Le data-journalisme, un journalisme d'investigation qui s'ignore (INTERVIEW)
Publié le 2017-05-12 à 21:27 | french.xinhuanet.com
PARIS, 12 mai (Xinhua) -- Ces dernières années, le progrès technologique a conduit à l'émergence d'un nouveau mouvement dans le monde du journalisme : le journalisme de données, aussi appelé "data-journalisme". Un secteur de plus en plus prisé qui a fait l'objet d'un séminaire jeudi 11 mai à l'Institut de relations internationales et de journalisme Sciences Po Paris.
"Le data-journalisme est du journalisme d'investigation qui s'ignore", nous explique Baptiste Bouthier, data-journaliste pour le quotidien français Libération, présent au séminaire.
Ce journaliste de formation classique travaille au sein de la cellule de Libération dédiée au data-journalisme "Six Plus", créée il y a deux ans, avec deux autres confrères ainsi qu'un développeur et une graphiste.
Le data-journalisme est une nouvelle façon de mettre en forme un contenu provenant de données statistiques. "L'idée est de sortir du format habituel d'un article avec titre, illustration et texte.
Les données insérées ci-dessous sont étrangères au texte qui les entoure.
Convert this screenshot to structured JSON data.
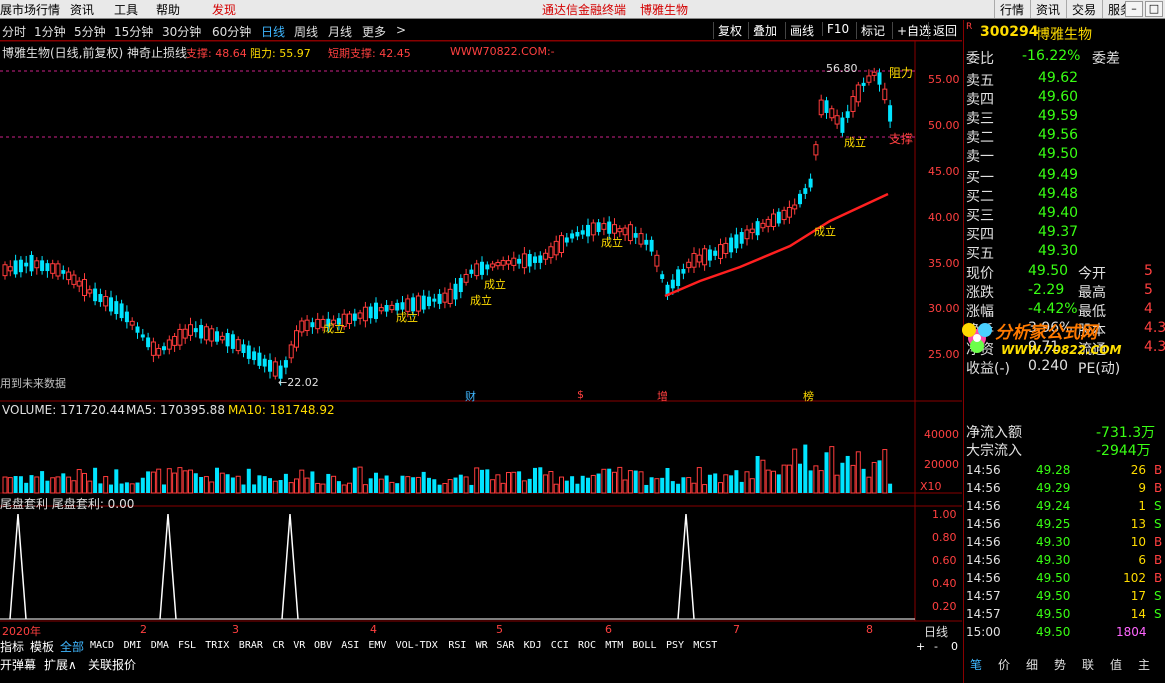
{
  "menubar": {
    "left_items": [
      "展市场行情",
      "资讯",
      "工具",
      "帮助"
    ],
    "discover": "发现",
    "center_links": [
      "通达信金融终端",
      "博雅生物"
    ],
    "right_buttons": [
      "行情",
      "资讯",
      "交易",
      "服务"
    ]
  },
  "periods": [
    "分时",
    "1分钟",
    "5分钟",
    "15分钟",
    "30分钟",
    "60分钟",
    "日线",
    "周线",
    "月线",
    "更多"
  ],
  "active_period": "日线",
  "more_arrow": ">",
  "chart_toolbar": [
    "复权",
    "叠加",
    "画线",
    "F10",
    "标记",
    "+自选",
    "返回"
  ],
  "chart_header": {
    "title": "博雅生物(日线,前复权) 神奇止损线",
    "support": "支撑: 48.64",
    "resistance": "阻力: 55.97",
    "short_support": "短期支撑: 42.45",
    "watermark_url": "WWW70822.COM:-"
  },
  "annotations": {
    "high": "56.80",
    "low": "←22.02",
    "resist_tag": "阻力",
    "support_tag": "支撑",
    "chengli": "成立",
    "future": "用到未来数据",
    "events": [
      "财",
      "$",
      "增",
      "榜"
    ]
  },
  "price_axis": [
    "55.00",
    "50.00",
    "45.00",
    "40.00",
    "35.00",
    "30.00",
    "25.00"
  ],
  "volume_header": {
    "label": "VOLUME: 171720.44",
    "ma5": "MA5: 170395.88",
    "ma10": "MA10: 181748.92"
  },
  "volume_axis": [
    "40000",
    "20000",
    "X10"
  ],
  "indicator_header": "尾盘套利  尾盘套利: 0.00",
  "indicator_axis": [
    "1.00",
    "0.80",
    "0.60",
    "0.40",
    "0.20"
  ],
  "date_axis": [
    "2020年",
    "2",
    "3",
    "4",
    "5",
    "6",
    "7",
    "8"
  ],
  "date_corner": "日线",
  "bottom_nav": [
    "指标",
    "模板",
    "全部"
  ],
  "indicator_tabs": [
    "MACD",
    "DMI",
    "DMA",
    "FSL",
    "TRIX",
    "BRAR",
    "CR",
    "VR",
    "OBV",
    "ASI",
    "EMV",
    "VOL-TDX",
    "RSI",
    "WR",
    "SAR",
    "KDJ",
    "CCI",
    "ROC",
    "MTM",
    "BOLL",
    "PSY",
    "MCST"
  ],
  "bottom_row": [
    "开弹幕",
    "扩展∧",
    "关联报价"
  ],
  "corner_controls": [
    "+",
    "-",
    "0"
  ],
  "quote": {
    "code": "300294",
    "name": "博雅生物",
    "weibi_label": "委比",
    "weibi": "-16.22%",
    "weicha_label": "委差",
    "sells": [
      {
        "label": "卖五",
        "price": "49.62"
      },
      {
        "label": "卖四",
        "price": "49.60"
      },
      {
        "label": "卖三",
        "price": "49.59"
      },
      {
        "label": "卖二",
        "price": "49.56"
      },
      {
        "label": "卖一",
        "price": "49.50"
      }
    ],
    "buys": [
      {
        "label": "买一",
        "price": "49.49"
      },
      {
        "label": "买二",
        "price": "49.48"
      },
      {
        "label": "买三",
        "price": "49.40"
      },
      {
        "label": "买四",
        "price": "49.37"
      },
      {
        "label": "买五",
        "price": "49.30"
      }
    ],
    "stats": [
      {
        "k": "现价",
        "v": "49.50",
        "k2": "今开",
        "v2": "5"
      },
      {
        "k": "涨跌",
        "v": "-2.29",
        "k2": "最高",
        "v2": "5"
      },
      {
        "k": "涨幅",
        "v": "-4.42%",
        "k2": "最低",
        "v2": "4"
      },
      {
        "k": "换手",
        "v": "3.96%",
        "k2": "股本",
        "v2": "4.3"
      },
      {
        "k": "净资",
        "v": "9.71",
        "k2": "流通",
        "v2": "4.3"
      },
      {
        "k": "收益(-)",
        "v": "0.240",
        "k2": "PE(动)",
        "v2": ""
      }
    ],
    "netflow_label": "净流入额",
    "netflow": "-731.3万",
    "block_label": "大宗流入",
    "block": "-2944万",
    "ticks": [
      {
        "t": "14:56",
        "p": "49.28",
        "q": "26",
        "s": "B"
      },
      {
        "t": "14:56",
        "p": "49.29",
        "q": "9",
        "s": "B"
      },
      {
        "t": "14:56",
        "p": "49.24",
        "q": "1",
        "s": "S"
      },
      {
        "t": "14:56",
        "p": "49.25",
        "q": "13",
        "s": "S"
      },
      {
        "t": "14:56",
        "p": "49.30",
        "q": "10",
        "s": "B"
      },
      {
        "t": "14:56",
        "p": "49.30",
        "q": "6",
        "s": "B"
      },
      {
        "t": "14:56",
        "p": "49.50",
        "q": "102",
        "s": "B"
      },
      {
        "t": "14:57",
        "p": "49.50",
        "q": "17",
        "s": "S"
      },
      {
        "t": "14:57",
        "p": "49.50",
        "q": "14",
        "s": "S"
      },
      {
        "t": "15:00",
        "p": "49.50",
        "q": "1804",
        "s": ""
      }
    ],
    "bottom_tabs": [
      "笔",
      "价",
      "细",
      "势",
      "联",
      "值",
      "主"
    ]
  },
  "logo": {
    "text": "分析家公式网",
    "url": "WWW.70822.COM"
  },
  "colors": {
    "up": "#ff3c3c",
    "down": "#00e4ff",
    "yellow": "#ffdc00",
    "magenta": "#ff00ff",
    "green": "#39ff14",
    "grid_red": "#8b0000"
  }
}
A partir du même contenu journalistique, on propose une nouvelle mise en forme, intégrant des graphiques animés, des applications, des liens Internet, de grands visuels avec des titres intégrés, cette mise en forme serait impubliable au format papier", explique-t-il.
"La multiplication des outils technologiques a créé de nouvelles possibilités, dont le data-journalisme", souligne le journaliste français.
Baptiste Bouthier cite plusieurs exemples, dont une application en ligne proposant aux utilisateurs de trouver le candidat de la primaire de la gauche avec lequel ils ont le plus d'affinités, sur le principe de l'application de rencontre "Tinder". Autre exemple de data-journalisme développé par "Six Plus", la "liste des lâcheurs de Fillon", recensant en temps réel les défections dans le camp des Républicains lorsque François Fillon, alors candidat pour l'élection présidentielle, annonçait qu'il ne se retirait pas malgré sa mise en examen.
Dernier exemple en date, celle de "l'auberge espagnole d'Emmanuel Macron" qui, sous une forme ludique et esthétique, indique aux lecteurs les ralliements des différents responsables politiques en précisant par un code coloré, leur origine politique, allant même jusqu'à créer une "salle d'attente" fictive pour les indécis qui ne s'étaient pas encore officiellement prononcés pour le nouveau président français.
"Notre travail consiste à créer des bases de données à partir de sources existantes et accessibles mais qui sont dispersées, puis de les mettre en forme de façon attractive, car il faut reconnaître que l'affiche de données peut être rébarbative", indique Baptiste Bouthier.
Au sein de Libération, l'équipe de data-journaliste n'est pas isolée du reste de la rédaction : "Nous faisons un choix éditorial sur le sujet que l'on souhaite traiter, mais il arrive aussi qu'un journaliste "classique" de la rédaction nous fasse part d'un besoin pour mettre en forme un sujet sur lequel il travaille", souligne-t-il.
Une fois le sujet et les données collectés, l'équipe de "Six Plus" travaille en synergie. "La graphiste peut avoir une première proposition de maquette, notre développeur va ensuite dire si cela est réalisable ou non, proposer une autre façon de mettre en forme les données, et nous, journalistes, nous veillons à ce que l'angle choisi soit respecté", explique Baptiste Bouthier, précisant que la mise en ligne d'un contenu "exhaustif" serait "indigeste" pour le lecteur.
La production de data-données coûte cher pour les médias, reconnaît Baptiste Bouthier. "C'est le coût de la masse salariale", explique-t-il. Les outils créés par l'équipe de "Six Plus" se destinent aux lecteurs, mais servent également aux autres journalistes de la rédaction, qui peuvent s'en servir comme source. Ils peuvent donc être réutilisés.
Interrogé sur la perspective de robotiser les créations de bases de données, Baptiste Bouthier estime que tout ne peut pas être automatisé, d'autant que la constitution des données fait partie du travail du journaliste, qui choisit lui-même sous quel angle il les exploite.